That's what I keep having to tell myself. This week, I saw two (well way more than two) sweet girls on the waiting child list with our agency. One was a *gorgeous* girl that just turned 13. She is available and perfectly healthy. She is only waiting because of her age. Her bio said that her mom had to give her up three years ago, probably because she could't afford to keep her. Her mom knew that she would have food and a warm bed in an institution. That breaks my heart. Their conditions (or whatever) were so bad that she was better off in an orphanage. Oh that hurts my heart. We simply can not wrap our minds around the oppression. It makes me cry thinking about it. Thinking about that sweet girl. She said she understands why her mom gave her up. Oh, if I could bring her home today I would!

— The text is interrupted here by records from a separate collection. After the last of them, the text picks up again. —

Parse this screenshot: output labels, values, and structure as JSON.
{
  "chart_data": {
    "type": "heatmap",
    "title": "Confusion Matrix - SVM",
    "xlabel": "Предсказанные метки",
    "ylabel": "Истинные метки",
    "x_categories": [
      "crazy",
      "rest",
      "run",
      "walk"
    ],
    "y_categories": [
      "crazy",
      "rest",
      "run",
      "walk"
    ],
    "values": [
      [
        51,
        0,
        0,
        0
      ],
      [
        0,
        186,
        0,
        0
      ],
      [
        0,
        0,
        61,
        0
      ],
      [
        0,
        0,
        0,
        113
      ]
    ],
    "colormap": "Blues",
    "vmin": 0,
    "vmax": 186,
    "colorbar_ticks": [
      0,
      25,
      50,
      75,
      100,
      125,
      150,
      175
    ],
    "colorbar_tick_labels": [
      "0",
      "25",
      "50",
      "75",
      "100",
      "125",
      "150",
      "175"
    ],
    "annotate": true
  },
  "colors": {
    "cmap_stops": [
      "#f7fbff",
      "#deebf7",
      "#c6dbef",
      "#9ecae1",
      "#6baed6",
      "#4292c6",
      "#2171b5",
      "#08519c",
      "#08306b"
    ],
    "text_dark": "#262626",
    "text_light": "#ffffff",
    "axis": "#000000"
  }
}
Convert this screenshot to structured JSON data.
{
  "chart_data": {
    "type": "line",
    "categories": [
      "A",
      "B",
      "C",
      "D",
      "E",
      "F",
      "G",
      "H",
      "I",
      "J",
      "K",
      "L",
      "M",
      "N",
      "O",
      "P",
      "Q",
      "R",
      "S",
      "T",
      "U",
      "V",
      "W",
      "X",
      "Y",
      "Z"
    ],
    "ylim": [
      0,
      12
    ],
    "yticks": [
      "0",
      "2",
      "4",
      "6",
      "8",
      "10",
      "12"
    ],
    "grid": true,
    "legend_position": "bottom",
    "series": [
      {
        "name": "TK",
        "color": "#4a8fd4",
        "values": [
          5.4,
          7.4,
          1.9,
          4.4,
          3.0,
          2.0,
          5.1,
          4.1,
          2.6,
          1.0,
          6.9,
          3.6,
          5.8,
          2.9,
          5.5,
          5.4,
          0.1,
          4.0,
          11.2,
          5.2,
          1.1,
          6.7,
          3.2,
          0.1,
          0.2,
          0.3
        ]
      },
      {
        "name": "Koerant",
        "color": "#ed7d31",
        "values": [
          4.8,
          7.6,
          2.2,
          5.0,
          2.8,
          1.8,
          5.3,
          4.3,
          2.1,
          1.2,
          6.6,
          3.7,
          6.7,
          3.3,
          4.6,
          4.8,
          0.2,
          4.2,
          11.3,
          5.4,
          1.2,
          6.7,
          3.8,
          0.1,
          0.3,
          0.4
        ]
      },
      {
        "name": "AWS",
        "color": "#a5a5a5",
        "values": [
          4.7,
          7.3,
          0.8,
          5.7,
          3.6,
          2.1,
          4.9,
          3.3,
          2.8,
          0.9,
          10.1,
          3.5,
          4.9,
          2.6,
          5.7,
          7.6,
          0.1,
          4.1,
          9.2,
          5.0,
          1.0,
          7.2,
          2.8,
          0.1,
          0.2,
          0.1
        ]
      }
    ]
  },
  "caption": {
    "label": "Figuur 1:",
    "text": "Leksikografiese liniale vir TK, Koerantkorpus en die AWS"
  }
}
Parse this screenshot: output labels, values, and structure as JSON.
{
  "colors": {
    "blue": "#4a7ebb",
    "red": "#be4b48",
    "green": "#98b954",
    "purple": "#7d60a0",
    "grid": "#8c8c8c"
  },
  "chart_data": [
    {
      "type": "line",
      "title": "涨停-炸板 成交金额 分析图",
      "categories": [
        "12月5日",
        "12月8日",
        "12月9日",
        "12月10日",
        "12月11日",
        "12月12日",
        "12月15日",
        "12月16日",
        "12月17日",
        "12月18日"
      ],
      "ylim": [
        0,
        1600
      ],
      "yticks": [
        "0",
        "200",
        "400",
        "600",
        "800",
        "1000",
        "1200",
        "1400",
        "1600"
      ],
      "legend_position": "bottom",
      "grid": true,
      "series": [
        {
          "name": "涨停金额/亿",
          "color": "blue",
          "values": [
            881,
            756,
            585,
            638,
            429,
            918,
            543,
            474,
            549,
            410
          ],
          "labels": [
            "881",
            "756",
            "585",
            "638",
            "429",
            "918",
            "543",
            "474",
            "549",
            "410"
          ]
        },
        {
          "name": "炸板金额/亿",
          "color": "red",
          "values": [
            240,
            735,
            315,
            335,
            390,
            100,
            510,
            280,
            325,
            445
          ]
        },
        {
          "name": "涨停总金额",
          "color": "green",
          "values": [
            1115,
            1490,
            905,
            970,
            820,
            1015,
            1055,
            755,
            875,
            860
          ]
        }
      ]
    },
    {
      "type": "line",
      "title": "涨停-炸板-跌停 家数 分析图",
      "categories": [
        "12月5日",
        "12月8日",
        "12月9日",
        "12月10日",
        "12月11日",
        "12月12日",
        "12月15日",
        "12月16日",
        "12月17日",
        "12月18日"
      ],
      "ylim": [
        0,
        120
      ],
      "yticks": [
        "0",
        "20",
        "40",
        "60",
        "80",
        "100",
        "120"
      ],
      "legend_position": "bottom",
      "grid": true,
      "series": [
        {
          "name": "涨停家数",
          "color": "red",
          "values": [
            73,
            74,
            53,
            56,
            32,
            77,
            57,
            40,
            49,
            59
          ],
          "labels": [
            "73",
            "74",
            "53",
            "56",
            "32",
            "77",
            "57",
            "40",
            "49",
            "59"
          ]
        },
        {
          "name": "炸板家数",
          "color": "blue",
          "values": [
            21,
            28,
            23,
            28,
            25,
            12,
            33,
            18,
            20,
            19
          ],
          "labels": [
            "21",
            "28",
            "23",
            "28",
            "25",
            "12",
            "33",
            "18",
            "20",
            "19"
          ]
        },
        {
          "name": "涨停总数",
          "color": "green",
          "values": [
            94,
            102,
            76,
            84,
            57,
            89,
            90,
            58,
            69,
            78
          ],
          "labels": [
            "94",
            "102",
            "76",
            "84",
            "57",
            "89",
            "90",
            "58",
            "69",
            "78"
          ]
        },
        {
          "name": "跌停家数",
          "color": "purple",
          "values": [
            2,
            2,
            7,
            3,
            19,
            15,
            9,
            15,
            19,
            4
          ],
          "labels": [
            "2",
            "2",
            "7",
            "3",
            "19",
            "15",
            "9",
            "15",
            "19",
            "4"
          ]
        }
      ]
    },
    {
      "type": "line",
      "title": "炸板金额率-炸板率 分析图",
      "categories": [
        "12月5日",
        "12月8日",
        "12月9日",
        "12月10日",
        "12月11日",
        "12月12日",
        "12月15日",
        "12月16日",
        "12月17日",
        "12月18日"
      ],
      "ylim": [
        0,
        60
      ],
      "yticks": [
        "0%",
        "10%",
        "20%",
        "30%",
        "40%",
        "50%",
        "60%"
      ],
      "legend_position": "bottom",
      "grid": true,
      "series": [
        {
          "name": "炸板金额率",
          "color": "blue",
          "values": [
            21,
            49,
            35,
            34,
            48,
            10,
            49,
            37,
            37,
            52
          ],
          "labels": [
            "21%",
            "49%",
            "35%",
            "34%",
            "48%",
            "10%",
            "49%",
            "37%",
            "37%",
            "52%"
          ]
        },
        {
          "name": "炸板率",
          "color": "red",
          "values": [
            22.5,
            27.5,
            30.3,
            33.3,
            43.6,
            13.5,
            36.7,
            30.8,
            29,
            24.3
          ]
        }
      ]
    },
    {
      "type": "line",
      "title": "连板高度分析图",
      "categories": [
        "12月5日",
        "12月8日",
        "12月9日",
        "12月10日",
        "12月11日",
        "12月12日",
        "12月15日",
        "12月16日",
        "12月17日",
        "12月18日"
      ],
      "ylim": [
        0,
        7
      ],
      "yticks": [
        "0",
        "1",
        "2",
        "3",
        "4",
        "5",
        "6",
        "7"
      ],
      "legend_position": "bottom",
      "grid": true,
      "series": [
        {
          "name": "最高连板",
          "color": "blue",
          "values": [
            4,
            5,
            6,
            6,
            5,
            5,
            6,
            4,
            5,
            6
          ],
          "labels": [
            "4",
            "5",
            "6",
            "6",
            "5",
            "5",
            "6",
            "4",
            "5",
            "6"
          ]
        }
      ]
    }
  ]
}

There was another sweet girl, that stole my heart too. This baby just turned one. She has a severe cleft palate and cleft lip. She is scheduled for surgery in August. She is lucky though, because she is a part of a foundation that will help her grow and get stronger. This foundation makes it possible for her to receive her desperately needed surgery. The sad thing to me is this baby girl probably has tons of families interested her. The above little girl doesn't have the chance that this baby has. What is even worse, is the girl will "age out" of the system at 14. She will be released to live on the streets. I doubt this is what her mom hoped for her. It literally breaks my heart.
SO many orphans. So few people willing to step up and help. I wish we could bring both of these girls home. It just isn't time for us yet. Even if we wanted too, we don't have the resources right now. Hopefully soon. Hopefully soon, there will one less.